CAMILLE.
Que voulez-vous me dire ? C’est à Rosette qu’il faut
parler. Je ne vous aime pas, moi ; je n’ai pas été chercher
par dépit cette malheureuse enfant au fond de sa
chaumière, pour en faire un appât, un jouet ; je n’ai pas
répété imprudemment devant elle des paroles brûlantes
adressées à une autre ; je n’ai pas feint de jeter au vent
pour elle le souvenir d’une amitié chérie ; je ne lui ai pas
mis ma chaîne au cou ; je ne lui ai pas dit que je
l’épouserais.
PERDICAN.
Écoute-moi, écoute-moi !
CAMILLE.
N’as-tu pas souri tout à l’heure quand je t’ai dit que je
n’avais pu aller à la fontaine ? Eh bien ! Oui, j’y étais et
j’ai tout entendu ; mais, Dieu m’en est témoin, je ne
voudrais pas y avoir parlé comme toi. Que feras-tu de
cette fille-là, maintenant, quand elle viendra, avec tes
baisers ardents sur les lèvres, te montrer en pleurant la
blessure que tu lui as faite ? Tu as voulu te venger de
moi, n’est-ce pas, et me punir d’une lettre écrite à mon
couvent ? tu as voulu me lancer à tout prix quelque trait
qui pût m’atteindre, et tu comptais pour rien que ta flèche
empoisonnée traversât cette enfant, pourvu qu’elle me
frappât derrière elle. Je m’étais vantée de t’avoir inspiré
quelque amour, de te laisser quelque regret. Cela t’a
blessé dans ton noble orgueil ? Eh bien ! Apprends-le de
moi, tu m’aimes, entends-tu : mais tu épouseras cette
fille, ou tu n’es qu’un lâche !
PERDICAN.
Oui, je l’épouserai.
CAMILLE.
Et tu feras bien.
PERDICAN.
Très bien, et beaucoup mieux qu’en t’épousant toi-même.
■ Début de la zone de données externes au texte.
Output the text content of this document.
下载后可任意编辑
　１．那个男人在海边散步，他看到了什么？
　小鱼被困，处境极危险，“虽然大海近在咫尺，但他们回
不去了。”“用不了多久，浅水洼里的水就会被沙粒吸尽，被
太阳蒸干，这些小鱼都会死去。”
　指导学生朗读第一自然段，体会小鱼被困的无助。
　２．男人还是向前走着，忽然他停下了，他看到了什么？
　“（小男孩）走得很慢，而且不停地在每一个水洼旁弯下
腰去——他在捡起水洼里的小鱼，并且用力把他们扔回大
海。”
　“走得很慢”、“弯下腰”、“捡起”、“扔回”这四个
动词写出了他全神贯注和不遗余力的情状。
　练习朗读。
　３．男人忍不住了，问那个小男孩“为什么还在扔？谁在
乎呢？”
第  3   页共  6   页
Qu’y a-t-il, Camille, qui t’échauffe si fort ? cette enfant
s’est évanouie ; nous la ferons bien revenir, il ne faut pour
cela qu’un flacon de vinaigre ; tu as voulu me prouver
que j’avais menti une fois dans ma vie ; cela est possible,
mais je te trouve hardie de décider à quel instant. Viens,
aide-moi à secourir Rosette.
Ils sortent.
SCÈNE VII.
Entrent le Baron et Camille.
LE BARON.
Si cela se fait, je deviendrai fou.
CAMILLE.
Employez votre autorité.
LE BARON.
Je deviendrai fou, et je refuserai mon consentement, voilà
qui est certain.
CAMILLE.
Vous devriez lui parler et lui faire entendre raison.
LE BARON.
Cela me jettera dans le désespoir pour tout le carnaval, et
je ne paraîtrai pas une fois à la cour. C’est un mariage
disproportionné. Jamais on n’a entendu parler d’épouser
la soeur de lait de sa cousine ; cela passe toute espèce de
bornes.
CAMILLE.
Faites-le appeler, et dites-lui nettement que ce mariage
vous déplaît. Croyez-moi, c’est une folie, et il ne résistera
pas.
LE BARON.
Je serai vêtu de noir cet hiver ; tenez-le pour assuré.
CAMILLE.
Mais parlez-lui, au nom du ciel ! C’est un coup de tête
qu’il a fait ; peut-être n’est-il déjà plus temps ; s’il en a
parlé, il le fera.
LE BARON.
Je vais m’enfermer pour m’abandonner à ma douleur.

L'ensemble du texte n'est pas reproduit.